Outside the marginals

a commentary on the politics that followed the UK 2010 & 2015 elections

Head Teachers Sanctioning Parents

The Chief Inspector of Schools and Michael Gove, the Education Secretary seemed to have decided that you can “sanction quality in”:

Head teachers in England should be given powers to fine parents who fail to support their children’s education, the chief inspector of schools says.

Sir Michael Wilshaw says parents who allow homework to be left undone, who miss parents’ evenings or fail to read with their children should be punished.

Currently parents receive a £60 penalty notice if their child plays truant.

But Education Secretary Michael Gove wants tougher penalties for those whose children are not “ready to learn”.
BBC News Website 17 June 2014 : Fine ‘bad parents’, says Ofsted boss

Quality Inspectors in manufacturing learnt decades ago that you cannot “inspect quality in” but have to find and tackle the root causes of problems. Perhaps if Mr Gove had a wider education he would have learnt this historical lesson and be applying it.
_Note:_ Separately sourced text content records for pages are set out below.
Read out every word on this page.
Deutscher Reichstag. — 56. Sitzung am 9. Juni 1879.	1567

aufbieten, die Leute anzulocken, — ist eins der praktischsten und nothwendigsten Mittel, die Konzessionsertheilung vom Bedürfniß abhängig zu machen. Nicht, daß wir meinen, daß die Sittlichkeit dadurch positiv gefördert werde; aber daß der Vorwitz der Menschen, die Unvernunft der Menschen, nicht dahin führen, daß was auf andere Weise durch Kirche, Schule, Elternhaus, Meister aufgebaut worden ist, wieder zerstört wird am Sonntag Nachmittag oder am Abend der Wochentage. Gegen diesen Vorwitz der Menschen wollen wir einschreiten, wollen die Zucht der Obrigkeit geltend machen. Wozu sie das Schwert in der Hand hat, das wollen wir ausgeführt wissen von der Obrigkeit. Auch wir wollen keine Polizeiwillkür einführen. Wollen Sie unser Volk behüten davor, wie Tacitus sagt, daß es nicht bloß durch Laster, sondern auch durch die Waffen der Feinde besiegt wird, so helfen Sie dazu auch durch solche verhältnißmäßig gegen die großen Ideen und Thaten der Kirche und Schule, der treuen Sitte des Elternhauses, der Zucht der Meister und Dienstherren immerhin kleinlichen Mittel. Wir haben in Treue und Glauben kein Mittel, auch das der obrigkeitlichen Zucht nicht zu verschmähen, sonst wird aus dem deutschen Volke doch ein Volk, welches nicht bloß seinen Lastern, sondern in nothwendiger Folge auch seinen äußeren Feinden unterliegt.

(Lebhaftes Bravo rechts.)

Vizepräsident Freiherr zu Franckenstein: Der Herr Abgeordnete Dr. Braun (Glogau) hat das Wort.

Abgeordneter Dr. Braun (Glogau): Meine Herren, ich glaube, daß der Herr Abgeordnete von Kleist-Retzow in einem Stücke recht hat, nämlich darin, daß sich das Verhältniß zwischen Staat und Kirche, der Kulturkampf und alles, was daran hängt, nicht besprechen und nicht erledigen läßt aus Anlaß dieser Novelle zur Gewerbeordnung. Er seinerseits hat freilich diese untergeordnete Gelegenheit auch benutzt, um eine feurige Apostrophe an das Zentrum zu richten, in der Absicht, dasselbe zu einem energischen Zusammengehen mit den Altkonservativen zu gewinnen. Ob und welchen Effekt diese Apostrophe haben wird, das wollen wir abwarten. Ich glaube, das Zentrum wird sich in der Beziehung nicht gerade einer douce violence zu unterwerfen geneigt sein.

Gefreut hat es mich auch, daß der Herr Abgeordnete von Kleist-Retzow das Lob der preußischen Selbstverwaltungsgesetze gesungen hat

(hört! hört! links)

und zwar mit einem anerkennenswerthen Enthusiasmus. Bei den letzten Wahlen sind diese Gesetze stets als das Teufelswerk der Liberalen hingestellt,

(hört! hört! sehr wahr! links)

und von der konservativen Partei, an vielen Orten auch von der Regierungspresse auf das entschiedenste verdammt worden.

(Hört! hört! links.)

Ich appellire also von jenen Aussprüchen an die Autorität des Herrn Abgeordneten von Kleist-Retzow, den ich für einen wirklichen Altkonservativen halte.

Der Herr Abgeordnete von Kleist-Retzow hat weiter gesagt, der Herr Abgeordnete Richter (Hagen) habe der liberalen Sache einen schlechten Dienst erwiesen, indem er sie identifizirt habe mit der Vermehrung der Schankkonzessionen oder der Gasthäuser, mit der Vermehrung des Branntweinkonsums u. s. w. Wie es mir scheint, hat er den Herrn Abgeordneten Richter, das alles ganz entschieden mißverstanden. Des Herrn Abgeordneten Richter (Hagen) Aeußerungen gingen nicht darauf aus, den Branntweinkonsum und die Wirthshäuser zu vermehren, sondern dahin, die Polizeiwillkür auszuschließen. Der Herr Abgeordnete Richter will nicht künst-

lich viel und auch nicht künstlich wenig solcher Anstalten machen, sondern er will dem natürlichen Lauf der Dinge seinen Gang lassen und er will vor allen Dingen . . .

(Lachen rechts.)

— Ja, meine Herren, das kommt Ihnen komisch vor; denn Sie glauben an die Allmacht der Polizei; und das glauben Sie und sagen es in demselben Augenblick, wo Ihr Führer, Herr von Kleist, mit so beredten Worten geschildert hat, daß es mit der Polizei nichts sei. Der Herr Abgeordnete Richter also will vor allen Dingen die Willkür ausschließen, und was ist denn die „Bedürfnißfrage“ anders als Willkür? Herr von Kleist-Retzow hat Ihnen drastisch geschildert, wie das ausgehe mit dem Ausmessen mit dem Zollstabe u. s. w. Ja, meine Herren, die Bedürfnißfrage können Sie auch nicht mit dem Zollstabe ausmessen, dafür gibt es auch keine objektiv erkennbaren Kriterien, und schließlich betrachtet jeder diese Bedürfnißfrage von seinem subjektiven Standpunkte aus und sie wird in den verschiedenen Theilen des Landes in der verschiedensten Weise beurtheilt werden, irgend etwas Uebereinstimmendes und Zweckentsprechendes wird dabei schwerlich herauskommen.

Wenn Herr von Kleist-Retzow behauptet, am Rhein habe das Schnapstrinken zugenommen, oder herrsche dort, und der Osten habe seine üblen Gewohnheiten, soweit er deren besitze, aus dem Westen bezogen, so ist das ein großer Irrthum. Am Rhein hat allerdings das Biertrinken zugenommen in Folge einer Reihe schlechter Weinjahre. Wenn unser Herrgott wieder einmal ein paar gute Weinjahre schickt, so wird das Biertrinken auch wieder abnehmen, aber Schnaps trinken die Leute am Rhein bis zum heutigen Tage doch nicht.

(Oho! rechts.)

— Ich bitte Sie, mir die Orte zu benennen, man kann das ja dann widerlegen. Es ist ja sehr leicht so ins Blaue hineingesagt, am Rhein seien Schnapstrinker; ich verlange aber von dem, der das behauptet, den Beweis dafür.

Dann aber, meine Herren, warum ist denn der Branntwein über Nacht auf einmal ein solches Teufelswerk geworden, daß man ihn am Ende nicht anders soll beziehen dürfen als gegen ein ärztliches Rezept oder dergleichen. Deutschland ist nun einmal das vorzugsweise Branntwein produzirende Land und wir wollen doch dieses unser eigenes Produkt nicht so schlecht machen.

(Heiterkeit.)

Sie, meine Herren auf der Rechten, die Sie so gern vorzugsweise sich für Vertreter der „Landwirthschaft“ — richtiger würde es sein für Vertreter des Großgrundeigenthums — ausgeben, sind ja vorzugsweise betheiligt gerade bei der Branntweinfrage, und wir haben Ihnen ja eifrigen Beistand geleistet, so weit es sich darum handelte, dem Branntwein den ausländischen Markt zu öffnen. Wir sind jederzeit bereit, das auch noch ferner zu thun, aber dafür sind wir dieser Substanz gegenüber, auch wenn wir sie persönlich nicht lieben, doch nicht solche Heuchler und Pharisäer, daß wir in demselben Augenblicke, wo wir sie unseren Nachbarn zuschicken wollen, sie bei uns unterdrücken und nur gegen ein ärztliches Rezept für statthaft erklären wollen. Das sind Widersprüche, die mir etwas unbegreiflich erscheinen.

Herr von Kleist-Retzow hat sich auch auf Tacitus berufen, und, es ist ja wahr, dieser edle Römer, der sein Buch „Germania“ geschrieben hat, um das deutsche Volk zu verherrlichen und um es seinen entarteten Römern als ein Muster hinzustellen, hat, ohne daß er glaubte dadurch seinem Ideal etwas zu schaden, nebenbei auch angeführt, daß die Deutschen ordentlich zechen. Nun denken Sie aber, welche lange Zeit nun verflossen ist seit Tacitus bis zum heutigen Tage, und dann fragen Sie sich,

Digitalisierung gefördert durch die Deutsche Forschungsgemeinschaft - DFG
I would agree that “the home situation” is a major factor in determining a child’s success in education and that consequently under-achievement in one generation is very easily passed on to the next generation.

Eleven plus failure, me. I went to the Secondary mod and I’ve done OK. What was good enough for me is good enough for my kids, I don’t want them getting any fancy ideas.
Comment made to me by a parent in the late 1970s

The two Michaels need to look deeper than the idea that you can “punish good behaviour into parents”. If they could find it in their capabilities to walk in the shoes of parents who have bad memories of their own education and who probably achieved little they might realise:

  • Those parents did not do their own homework when at school, quite possibly because conditions at home did not make it easy. They have bad memories of school and probably want the best for their children – which means allowing them a bit of freedom to enjoy themselves after getting home from being “cooped up in class all day”. The “value of homework” is probably not appreciated; it is something “swots do” and swots get teased or worse.
  • The last thing that parents want to do is to “come into school” to “see teacher” at parents’ evenings. They remember many of their teachers as authority figures at a time they did not particularly enjoy. It is probably a “middle class” attitude that says you go into parents evenings to discuss your children’s progress and you probably do so having grown out of your childhood attitude to teachers and can now see them as fellow adults. Giving head teachers the power to fine you £60 – a significant part of some families’ weekly budget will not improve this attitude.
  • Many parents who fail to read with their children are either busy/tired and/or have no “love of reading” and do not see the benefit of reading to their reluctant children. Bookshelves (for storing books) are probably quite common in Michael Wilshaw’s or Michael Gove’s homes. The latter, if he has done any significant canvassing, will know that in some homes there are practically no books and any bookshelves are used for displaying a few ornaments and for storing things like keys or the remote controls.

It is quite likely that many of these (loving) parents view “forcing education” on their kids as a form of abuse – and they know that abuse can “get social services in”. Presenting them with a situation where they feel that they face sanction whatever they do is not the way forward.

Sir Michael said poverty was all too often used as an excuse for failure by white working-class families.

“It’s not about income or poverty. Where families believe in education they do well. If they love their children they should support them in schools.”
BBC News Website 17 June 2014 : Fine ‘bad parents’, says Ofsted boss

By the time children are failing to do their homework, the die is at least partly cast. You either have a child who sees no benefit or you have a home situation which is unsupportive such as parents who do not believe in education. Fines won’t help to turn such (loving) parents into believers.

My French teacher used to give us vocabulary to learn for homework and then test us with a 20 question test. This would then be publicly marked out of 10 – with one mark being knocked off for every mistake. I quickly learnt that since I only got about half right, those 10 mistakes would give me 0/10, so there was little point in doing homework when it was French vocabulary – I might as well enjoy myself.

Fortunately my parents were supportive and asked me why I was always getting “0” for my French – and I felt I could tell them. They were then not frightened of going into to school and “discussing” the issue with the teacher. I don’t think my teachers looked forward to parents’ evenings.
Comment made to me by someone recalling their education

Just as manufacturing learnt in the 1980s, if you have a problem you do two things:

  • An immediate band-aid type solution to stop the immediate problem
  • An examination of the process to find “the root cause” of the problem, which once eliminated can remove the problem once and for all

Fining parents is neither a band-aid nor a root cause removal. It is an authoritarian approach which may only reinforce the attitudes that lead to the problem in the first place. But it will probably sound good when the Education Secretary can tell a Conservative Conference “we have taken decisive action and are now fining bad parents; in the last term we fined 55,000 bad parents”.

Teachers should teach; magistrates should sanction. And society should look for politicians who will try to ensure that every child gets a good and sure start to their education – and that may mean supporting parents.